In order to avoid possible discomfort caused by backflowing gastric acid, appropriate medication is also prescribed. They either reduce the amount of acid (proton pump inhibitors, histamine receptor blockers) or balance the acidity (antacids).
Hiatal hernia surgery
All other hiatus hernias are treated surgically. Even though symptoms of a diaphragmatic hernia can appear late, the hernia sacs often become larger and larger as the disease progresses. In case of complications such as a disturbed food transport, a twisted stomach or a trapped fracture content, which as a result can die off quickly, the doctors operate as soon as possible. In the process, the diaphragmatic hernia that has passed through into the thoracic cavity is properly repositioned back into the abdominal cavity. The hernia gap is then narrowed and stabilized (hiatoplasty). In addition, the gastric fundus, i.e. the dome-shaped upper bulge of the stomach, is sutured to the left underside of the diaphragm. At the end of diaphragmatic hernia surgery, the surgeons attach a part of the stomach either to the front abdominal wall or to another part of the diaphragm (gastropexy).
If the diaphragmatic hernia operation is only intended to remedy the reflux disease, the so-called fundoplication is performed. The surgeon wraps the stomach fundus around the oesophagus and sutures the resulting cuff. This increases the pressure on the lower esophageal sphincter at the mouth of the stomach and gastric juice can hardly flow upwards.
If the diaphragmatic defect is too large, plastic nets are usually used to close the hernia gap. Caution is required, especially in the case of congenital defects of the diaphragm. The newborns have to be treated with intensive care, because the diaphragmatic hernia hardly allows for sufficient respiration. Artificial respiration is then necessary. Only when circulation and respiration are stable can surgery be performed.
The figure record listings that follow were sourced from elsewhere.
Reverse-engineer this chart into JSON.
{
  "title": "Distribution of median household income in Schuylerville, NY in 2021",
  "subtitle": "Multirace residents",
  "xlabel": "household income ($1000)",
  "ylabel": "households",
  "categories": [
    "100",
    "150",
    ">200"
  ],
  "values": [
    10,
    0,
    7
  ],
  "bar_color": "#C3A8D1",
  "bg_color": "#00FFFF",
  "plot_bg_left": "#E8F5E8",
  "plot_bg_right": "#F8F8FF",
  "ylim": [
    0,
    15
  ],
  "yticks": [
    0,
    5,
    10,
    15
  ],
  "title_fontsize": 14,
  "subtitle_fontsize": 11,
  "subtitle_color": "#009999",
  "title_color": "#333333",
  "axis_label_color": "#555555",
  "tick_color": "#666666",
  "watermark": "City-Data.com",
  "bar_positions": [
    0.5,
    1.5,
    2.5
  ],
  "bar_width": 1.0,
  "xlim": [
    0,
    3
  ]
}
Diaphragmatic hernia: course of disease and prognosis
In about 80 to 90 percent of the gliding hernia no therapy is necessary. And even after surgery, about 90 percent of patients with diaphragmatic hernia are free of symptoms. In newborns, the prognosis mainly depends on how much the lung volume is restricted. Since the diaphragmatic hernia is already present before birth, the lung on the affected side is usually underdeveloped. In severe cases the mortality rate is about 40 to 50 percent.
A diaphragmatic hernia is less likely to develop if complications arise. If the stomach or the contents of the hernia sac are twisted, for example, their blood supply is cut off. Consequently, the tissue becomes inflamed and dies. Toxins released in this way can be distributed in the body and cause severe damage to it (sepsis).
If large parts of the abdominal organs are displaced by the diaphragmatic hernia, the lungs and heart are constricted in the chest. This leads to circulatory problems and shortness of breath. In these cases, surgery is performed quickly and the patient is cared for in an intensive care unit. In addition, bleeding from tissue damage causes chronic anaemia.
Overweight and lack of exercise increase the risk of hiatus hernia. You should therefore change your diet and lifestyle, i.e. exercise more often and eat smaller meals. It is also advisable not to eat anything right before going to bed. Particularly in the case of a known sliding hernia, a somewhat elevated upper body at night prevents abdominal organs from sliding up into the chest cavity again. It also means less heartburn and a lower risk of reflux disease and its consequences.
Because most hernias are harmless and painless sliding hernia, a diaphragmatic hernia usually proceeds without complications and its prognosis is good.